Since I'm not interested in the other frequency bands, I limited the calculation bounds to the aforementioned range. However, my MFCC matrix outputs as a bunch of NaNs, presumably because the range is so narrow. This either means that MFCCs are an inappropriate measure in general for such a narrow frequency range, or that I have yet to take advantage of the numerous other parameters involved in this calculation (e.g. window size, DCT type, etc.). What might be going on here? It could be that I should be investigating other acoustic features for this purpose instead of MFCCs, but I am a total audio rookie and don't know where to start.
(I'm only looking for a general/big picture answer to this question, but in case it helps provide context, I'm using R's melfcc() function to calculate these. I believe it is based on the same code as that for Matlab.)

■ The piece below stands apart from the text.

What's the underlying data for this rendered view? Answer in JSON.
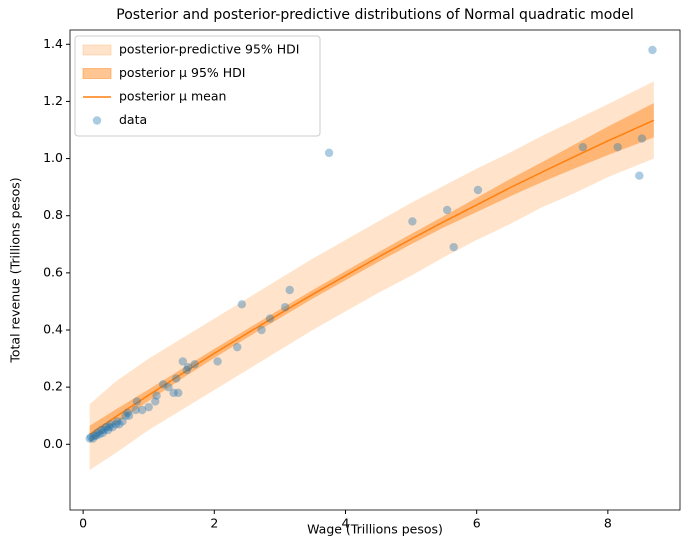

EDIT: For more background.
I have a bunch of "detections" of an animal sound event from real field recordings, detected via a spectrogram cross correlation template. Some of these detections are true positives, some are false positives. I want to find acoustic features that might help me predict which are true and which are false. (In addition to the acoustic features, I can use other things such as time of day detected, etc.) Ultimately pursuing a Bayesian system in which the model can learn over time as new detection data are incorporated. Not attached to any acoustic features in particular, but not sure what to try and MFCCs seemed like somewhere to start.